Hyundai Motor, South Korea's leading automaker, unveiled the Ioniq in mid-January, saying it is the first dedicated hybrid model manufactured via its own production platform as opposed to others based on existing combustion engine models. Its official sales started in mid-January.
Dubbed as the "Prius killer," Hyundai Motor's Ioniq apparently set its sights on the world’s most popular hybrid model in all possible aspects and, among other things, the most powerful selling point should be its fuel efficiency.
Its new Kappa 1.6 liter GDi engine and a high-efficiency permanent magnet motor coupled with a six-speed double clutch transmission developed for hybrid models allows the Ioniq to run up to 22.4 kmpl, which is better than the third generation of the Prius, company officials said.

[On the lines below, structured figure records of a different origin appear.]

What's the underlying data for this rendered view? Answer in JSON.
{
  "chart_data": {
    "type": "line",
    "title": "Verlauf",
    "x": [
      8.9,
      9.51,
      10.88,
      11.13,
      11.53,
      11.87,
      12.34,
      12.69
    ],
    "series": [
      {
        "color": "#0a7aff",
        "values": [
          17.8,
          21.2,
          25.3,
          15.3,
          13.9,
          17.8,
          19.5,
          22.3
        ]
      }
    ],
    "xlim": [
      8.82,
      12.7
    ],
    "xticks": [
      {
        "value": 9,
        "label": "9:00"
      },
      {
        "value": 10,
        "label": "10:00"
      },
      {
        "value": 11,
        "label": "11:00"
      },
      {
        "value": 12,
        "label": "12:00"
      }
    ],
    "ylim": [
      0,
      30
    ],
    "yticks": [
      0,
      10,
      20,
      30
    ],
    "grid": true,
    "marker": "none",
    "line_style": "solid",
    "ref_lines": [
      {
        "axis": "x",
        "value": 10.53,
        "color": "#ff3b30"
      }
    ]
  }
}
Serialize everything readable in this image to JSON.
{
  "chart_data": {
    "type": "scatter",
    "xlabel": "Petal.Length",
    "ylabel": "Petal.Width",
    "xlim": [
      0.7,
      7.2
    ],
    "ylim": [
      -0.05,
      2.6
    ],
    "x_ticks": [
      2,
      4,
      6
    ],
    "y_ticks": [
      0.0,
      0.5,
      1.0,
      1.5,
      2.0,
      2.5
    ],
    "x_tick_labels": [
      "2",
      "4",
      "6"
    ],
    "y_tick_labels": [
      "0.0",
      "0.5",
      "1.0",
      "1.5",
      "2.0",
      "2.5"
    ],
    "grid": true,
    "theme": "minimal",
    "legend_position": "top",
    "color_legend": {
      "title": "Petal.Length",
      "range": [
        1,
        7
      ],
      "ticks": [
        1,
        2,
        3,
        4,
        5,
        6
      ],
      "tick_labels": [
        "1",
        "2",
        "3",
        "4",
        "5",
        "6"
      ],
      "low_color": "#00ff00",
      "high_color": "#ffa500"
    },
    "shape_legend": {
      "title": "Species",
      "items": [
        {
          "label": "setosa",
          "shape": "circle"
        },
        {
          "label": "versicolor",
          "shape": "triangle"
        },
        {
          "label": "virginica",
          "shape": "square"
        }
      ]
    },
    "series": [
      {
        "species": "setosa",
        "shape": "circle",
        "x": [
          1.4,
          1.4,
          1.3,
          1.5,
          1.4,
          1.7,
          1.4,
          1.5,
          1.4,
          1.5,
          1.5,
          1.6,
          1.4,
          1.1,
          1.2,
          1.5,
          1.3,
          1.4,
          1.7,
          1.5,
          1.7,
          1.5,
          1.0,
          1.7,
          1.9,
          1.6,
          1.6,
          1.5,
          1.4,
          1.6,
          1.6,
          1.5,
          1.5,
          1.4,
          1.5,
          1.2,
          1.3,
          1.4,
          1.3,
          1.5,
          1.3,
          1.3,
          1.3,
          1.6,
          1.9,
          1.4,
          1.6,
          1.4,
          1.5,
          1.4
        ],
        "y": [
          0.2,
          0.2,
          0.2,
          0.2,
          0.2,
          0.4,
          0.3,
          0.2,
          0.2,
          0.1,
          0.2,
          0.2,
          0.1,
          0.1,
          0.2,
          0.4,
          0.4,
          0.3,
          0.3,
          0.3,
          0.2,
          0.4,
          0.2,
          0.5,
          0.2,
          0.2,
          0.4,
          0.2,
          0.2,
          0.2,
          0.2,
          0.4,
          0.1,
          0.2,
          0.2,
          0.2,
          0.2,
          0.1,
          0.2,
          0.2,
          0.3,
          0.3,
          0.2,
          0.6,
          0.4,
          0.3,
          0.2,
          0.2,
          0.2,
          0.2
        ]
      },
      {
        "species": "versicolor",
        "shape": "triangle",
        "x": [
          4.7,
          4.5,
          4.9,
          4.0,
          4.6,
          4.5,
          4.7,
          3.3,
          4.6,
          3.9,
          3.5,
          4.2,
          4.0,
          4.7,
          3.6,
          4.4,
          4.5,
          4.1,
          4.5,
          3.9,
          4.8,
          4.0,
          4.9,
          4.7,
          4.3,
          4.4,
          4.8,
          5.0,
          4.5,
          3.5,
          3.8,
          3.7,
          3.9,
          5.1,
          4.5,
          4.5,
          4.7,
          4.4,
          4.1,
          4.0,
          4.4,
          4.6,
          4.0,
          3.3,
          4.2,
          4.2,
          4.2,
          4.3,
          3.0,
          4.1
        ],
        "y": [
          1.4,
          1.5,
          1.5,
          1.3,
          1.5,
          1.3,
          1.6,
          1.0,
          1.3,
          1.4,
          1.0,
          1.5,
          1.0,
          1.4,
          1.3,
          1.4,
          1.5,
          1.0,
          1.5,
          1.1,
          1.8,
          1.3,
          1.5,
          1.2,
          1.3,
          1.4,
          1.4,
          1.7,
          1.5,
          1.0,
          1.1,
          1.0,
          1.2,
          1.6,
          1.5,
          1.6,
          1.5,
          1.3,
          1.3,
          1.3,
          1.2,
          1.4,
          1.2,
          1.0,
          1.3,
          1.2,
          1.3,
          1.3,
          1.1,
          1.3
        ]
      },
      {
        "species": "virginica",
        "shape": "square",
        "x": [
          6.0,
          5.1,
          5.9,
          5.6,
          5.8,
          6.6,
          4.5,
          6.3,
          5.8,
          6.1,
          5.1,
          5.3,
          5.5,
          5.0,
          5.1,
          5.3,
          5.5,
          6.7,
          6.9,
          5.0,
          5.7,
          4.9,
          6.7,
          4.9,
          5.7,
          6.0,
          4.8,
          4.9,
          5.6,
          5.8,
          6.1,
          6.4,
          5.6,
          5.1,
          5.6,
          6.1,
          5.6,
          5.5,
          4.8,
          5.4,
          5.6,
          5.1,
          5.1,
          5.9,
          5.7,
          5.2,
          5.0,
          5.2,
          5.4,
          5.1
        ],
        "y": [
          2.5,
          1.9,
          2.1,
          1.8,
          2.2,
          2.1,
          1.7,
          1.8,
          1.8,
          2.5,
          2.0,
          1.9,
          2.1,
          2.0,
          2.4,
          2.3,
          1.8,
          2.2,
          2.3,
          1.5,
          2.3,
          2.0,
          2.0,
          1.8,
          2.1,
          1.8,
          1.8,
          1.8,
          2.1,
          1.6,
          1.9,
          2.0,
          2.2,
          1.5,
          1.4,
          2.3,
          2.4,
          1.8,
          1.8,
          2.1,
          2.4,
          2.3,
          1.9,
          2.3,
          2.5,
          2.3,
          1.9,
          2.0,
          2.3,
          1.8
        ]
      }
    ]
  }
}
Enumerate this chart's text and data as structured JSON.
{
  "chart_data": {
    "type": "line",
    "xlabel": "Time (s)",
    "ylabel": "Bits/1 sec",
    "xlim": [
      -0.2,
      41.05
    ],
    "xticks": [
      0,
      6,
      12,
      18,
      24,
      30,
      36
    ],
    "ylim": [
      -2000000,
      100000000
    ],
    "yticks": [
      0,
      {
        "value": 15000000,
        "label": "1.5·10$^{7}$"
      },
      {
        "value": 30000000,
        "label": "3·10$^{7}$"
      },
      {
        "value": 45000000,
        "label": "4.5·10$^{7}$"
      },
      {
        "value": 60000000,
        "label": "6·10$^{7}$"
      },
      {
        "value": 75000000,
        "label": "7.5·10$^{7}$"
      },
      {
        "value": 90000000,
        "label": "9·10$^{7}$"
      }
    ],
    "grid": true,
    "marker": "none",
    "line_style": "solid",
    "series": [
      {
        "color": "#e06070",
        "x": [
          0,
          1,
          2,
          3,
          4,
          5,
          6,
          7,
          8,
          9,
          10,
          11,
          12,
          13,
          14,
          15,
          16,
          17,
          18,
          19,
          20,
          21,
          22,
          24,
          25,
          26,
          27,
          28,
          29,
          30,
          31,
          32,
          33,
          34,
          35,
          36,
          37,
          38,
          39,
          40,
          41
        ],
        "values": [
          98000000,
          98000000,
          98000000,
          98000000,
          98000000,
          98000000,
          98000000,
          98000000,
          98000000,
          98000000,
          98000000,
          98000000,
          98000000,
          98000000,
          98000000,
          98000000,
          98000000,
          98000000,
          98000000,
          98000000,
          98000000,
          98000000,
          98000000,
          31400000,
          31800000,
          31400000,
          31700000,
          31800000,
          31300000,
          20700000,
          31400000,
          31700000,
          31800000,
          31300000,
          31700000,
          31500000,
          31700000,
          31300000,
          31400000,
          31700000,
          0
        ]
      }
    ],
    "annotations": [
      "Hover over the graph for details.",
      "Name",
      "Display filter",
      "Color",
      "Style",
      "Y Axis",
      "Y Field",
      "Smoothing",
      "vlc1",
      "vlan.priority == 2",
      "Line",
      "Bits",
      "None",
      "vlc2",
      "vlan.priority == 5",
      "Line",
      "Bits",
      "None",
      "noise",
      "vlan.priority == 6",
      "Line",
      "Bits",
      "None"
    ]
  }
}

Hyundai Motor also claims that no less effort has been made to assure that the Ioniq does not lag behind other rivals including non-hybrid models in terms of driving performance and convenience for passengers.
Hyundai Motor publicly singled out the Prius as its main rival, throwing down its gauntlet to the Japanese model and showing confidence that it will lead the hybrid market eventually.
"We see the Prius as our main rival for the Ioniq," Ryu Chang-seng, a high-ranking official of Hyundai Motor in charge of marketing strategy, said during a launch event on Jan. 14. "It will lead the global market despite its belated launch compared to the Prius."
Hyundai Motor said that it has received around 1,000 preorders, and the major customers for the new model are those in their 20s and 30s. It plans to sell 30,000 units globally this year including 15,000 units in Korea alone.
The Ioniq is the beginning of what will be Hyundai Motor's years-long project to put out 26 environmentally friendly vehicles by 2020 and raise their sales proportion to 10 percent from the current 2 percent. For this year alone, the electric vehicle and plug-in electric vehicle versions of the Ioniq will hit the market.
Against this backdrop, Toyota also plans to launch the fourth-generation of the Prius in March in Korea, reportedly armed with better fuel efficiency and enhanced functions than its previous models.
Given its track record, the latecomer Ioniq is no match for the Prius, which has been the leader in the hybrid market since its launch in 1997. Its cumulative global sales stand at around 3.5 million.
In the U.S., in particular, the sales of the Prius along with its family lineups such as the Liftback, C and V models came to over 180,000 units last year. The figure was down 7 percent from 2014 due to the overall market slump, but its market share rose from 43 percent to 47 percent according to industry data.
The latest version of the Prius reportedly has a longer wheelbase and almost the same level of fuel efficiency as the Ioniq.
It is arguable which one is better at a time when detailed comparable figures are not available. Both have their own pros and cons that cannot be ignored.
Some advantages of the Ioniq are its much cheaper prices and relatively easy access to service centers held by the homegrown auto giant compared to foreign brands. It would be hard to dismiss the fact that the Prius has been a decades-long market leader.
Even if customers have different tastes in design and function, many market experts seem to agree that at the end of the day, fuel efficiency will be a major determining factor for customers to buy which hybrid models.
"While the Ioniq seems to outperform in terms of price, driving fun and customer service, but after all, fuel efficiency will emerge as a major point," a market expert said on the condition of anonymity. "Who is going to win in the market will become clearer when officially approved fuel efficiency numbers for the two models are available."
Whoever wins the race, it is hoped that the heated competition between the two major carmakers in South Korea could end up expanding the overall market "pie" here which has been growing at a steady pace in recent years.
"We welcome the launch of the Ioniq. Especially in a market like Korea where customers are sensitive to oil prices, such an auto giant as Hyundai Motor has to beef up efforts to generate a market," a Toyota Korea official said. "We expect that the latest hybrid model of Hyundai Motor will expand the pie."
In 2015, sales of hybrid vehicles in South Korea grew 7 percent on-year to an all-time high of 38,978 units, which was much higher than the mere 1,070 units tallied seven years ago, according to industry data.